RUU KUP

Sistem Self Assesment Perlu Diiringi Basis Data yang Kuat

Redaksi DDTCNews
Jumat, 06 Oktober 2017 | 11.11 WIB
Sistem Self Assesment Perlu Diiringi Basis Data yang Kuat

JAKARTA, DDTCNews – Indonesia menganut skema self assessment dalam kepentingan penyetoran pajak. Tapi, pelaksanaan skema itu masih kurang sempurna tanpa diiringi dengan pemanfaatan big data yang dimanfaatkan otoritas pajak untuk mengecek kejujuran pelaporan pajak.

Mantan Dirjen Pajak Hadi Poernomo mengatakan skema self assessment dengan memberi wewenang kepada wajib pajak untuk menghitung, melaporkan, hingga membayar pajak atas berbagai tambahan kemampuan yang bernilai ekonomis yang tergolong sebagai penambah kekayaan, bisa dikonsumsi maupun dalam bentuk apapun.

“Tapi, mampukah otoritas pajak mengawasi nilai pajak yang dibayarkan oleh wajib pajak sudah benar? Ternyata itu tidak mungkin. Tanpa basis data yang kuat, otoritas pajak tidak mungkin bisa memonitor seluruh hal itu, karena tidak bisa dideteksi,” ujarnya di Gedung DPR Jakarta, Kamis (5/10).

Dia pun mengakui pembuktian terhadap kejujuran wajib pajak dalam melaporkan Surat Pemberitahuan Tahunan (SPT) pajak merupakan tugas yang berat sekali. Pasalnya, pemerintah sejauh ini belum memiliki alat untuk membuktikan kejujuran SPT wajib pajak.

Menurutnya ada sejumlah kendala dalam melaksanakan skema self assessment, salah satunya yaitu terkait dengan aliran dana antarrekening yang sejauh ini belum terdeteksi. Padahal setiap warga negara yang menolak memberikan data tersebut akan dipidanakan.

“Sudah ada aturannya mengenai hal itu, jadi setiap asosiasi, instansi, maupun lembaga lain wajib memberikan informasi seperti data kartu kredit, lalu lintas devisa, serta transaksi keuangan. Informasi kartu kredit itu perintah undang-undang, tapi sampai sekarang tidak dijalani,” paparnya.

Ditjen Pajak memiliki kewenangan untuk bisa meminta informasi mengenai aliran keuangan wajib pajak yang lebih terperinci lagi kepada lembaga keuangan.

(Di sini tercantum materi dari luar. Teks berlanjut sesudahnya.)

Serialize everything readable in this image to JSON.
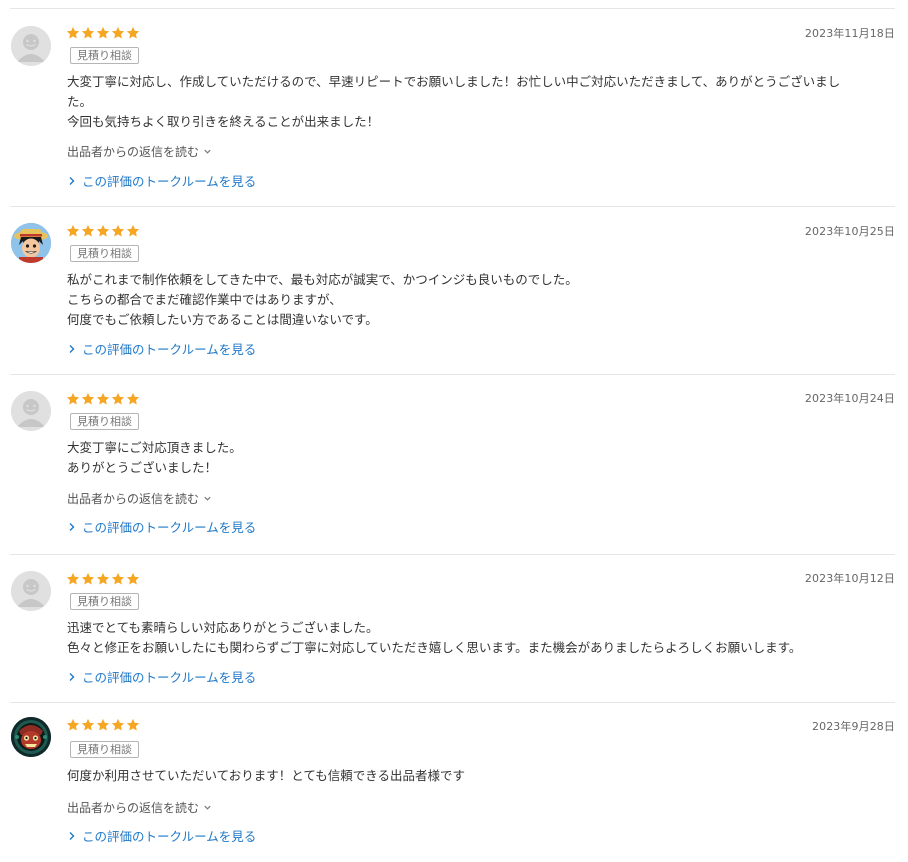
{
  "reviews": [
    {
      "avatar": "default-avatar-icon",
      "stars": 5,
      "date": "2023年11月18日",
      "tag": "見積り相談",
      "text": "大変丁寧に対応し、作成していただけるので、早速リピートでお願いしました！お忙しい中ご対応いただきまして、ありがとうございまし\nた。\n今回も気持ちよく取り引きを終えることが出来ました！",
      "reply_label": "出品者からの返信を読む",
      "talk_label": "この評価のトークルームを見る"
    },
    {
      "avatar": "pirate-boy-avatar",
      "stars": 5,
      "date": "2023年10月25日",
      "tag": "見積り相談",
      "text": "私がこれまで制作依頼をしてきた中で、最も対応が誠実で、かつインジも良いものでした。\nこちらの都合でまだ確認作業中ではありますが、\n何度でもご依頼したい方であることは間違いないです。",
      "reply_label": "",
      "talk_label": "この評価のトークルームを見る"
    },
    {
      "avatar": "default-avatar-icon",
      "stars": 5,
      "date": "2023年10月24日",
      "tag": "見積り相談",
      "text": "大変丁寧にご対応頂きました。\nありがとうございました！",
      "reply_label": "出品者からの返信を読む",
      "talk_label": "この評価のトークルームを見る"
    },
    {
      "avatar": "default-avatar-icon",
      "stars": 5,
      "date": "2023年10月12日",
      "tag": "見積り相談",
      "text": "迅速でとても素晴らしい対応ありがとうございました。\n色々と修正をお願いしたにも関わらずご丁寧に対応していただき嬉しく思います。また機会がありましたらよろしくお願いします。",
      "reply_label": "",
      "talk_label": "この評価のトークルームを見る"
    },
    {
      "avatar": "mask-character-avatar",
      "stars": 5,
      "date": "2023年9月28日",
      "tag": "見積り相談",
      "text": "何度か利用させていただいております！とても信頼できる出品者様です",
      "reply_label": "出品者からの返信を読む",
      "talk_label": "この評価のトークルームを見る"
    }
  ],
  "colors": {
    "star": "#f5a623",
    "link": "#1e78c8",
    "divider": "#e6e6e6"
  }
}
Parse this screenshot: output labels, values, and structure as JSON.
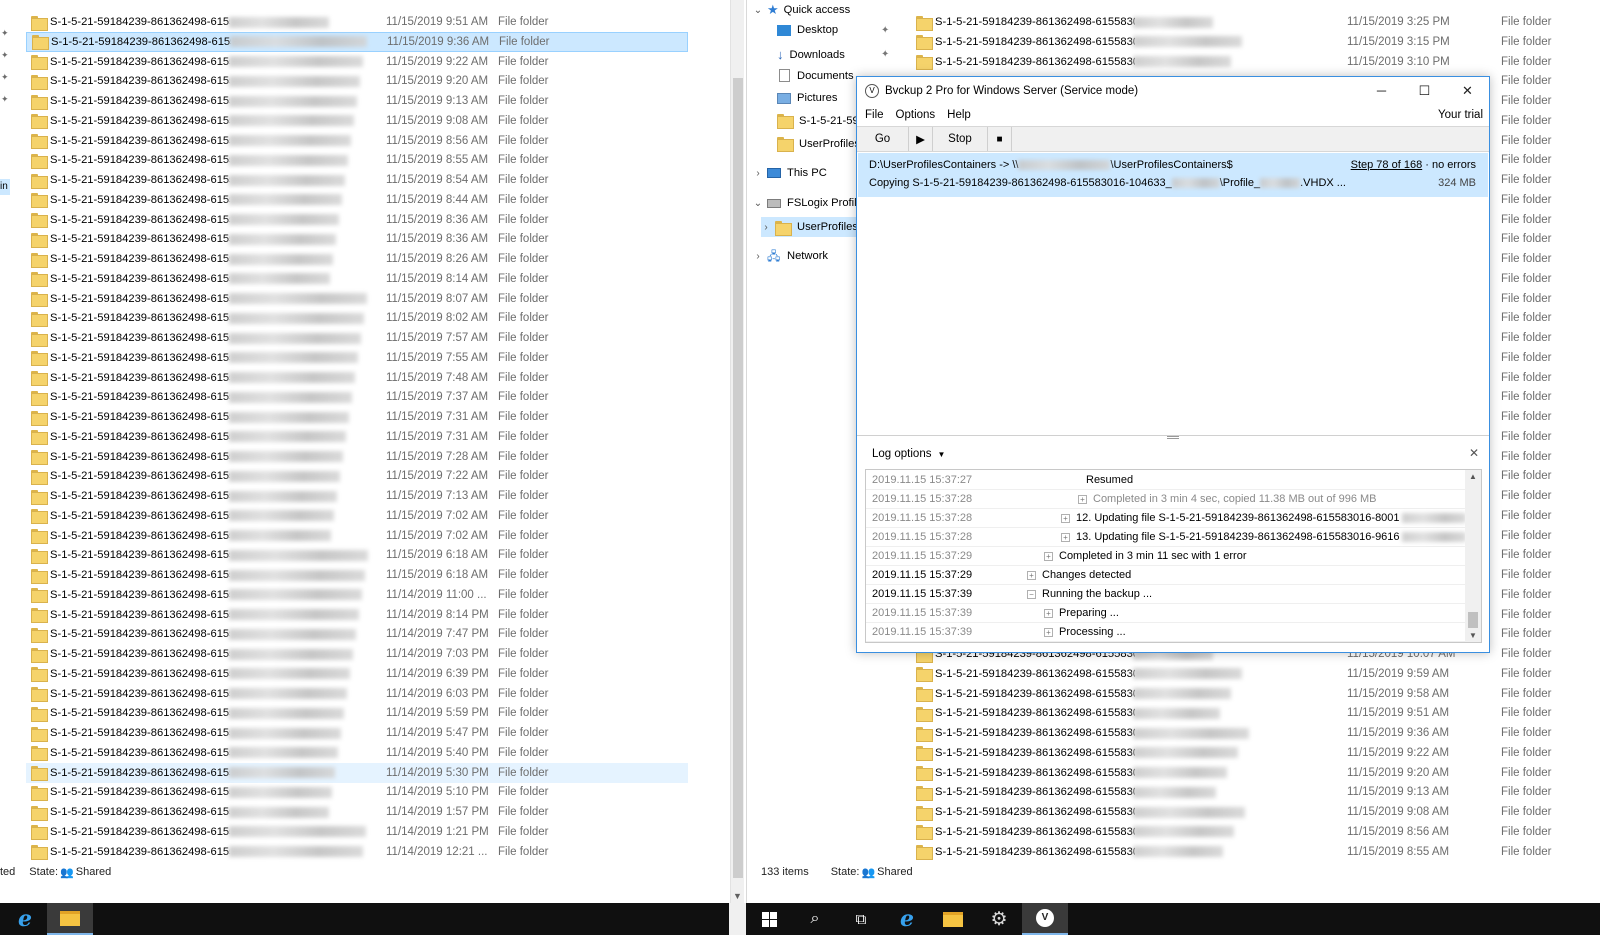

Upaya itu bisa dilakukan jika data yang diterima Ditjen Pajak dianggap masih belum cukup.

Hadi pun menekankan dia sempat memberi penjelasan kepada Presiden mengenai hal itu kepada Presiden pada tahun 2011, dan akhirnya sebuah kebijakan pun terbit pada tahun 2012. Sayangnya, terbitnya kebijakan pemberian informasi kartu kredit tidak diiringi dengan pelaksanaannya.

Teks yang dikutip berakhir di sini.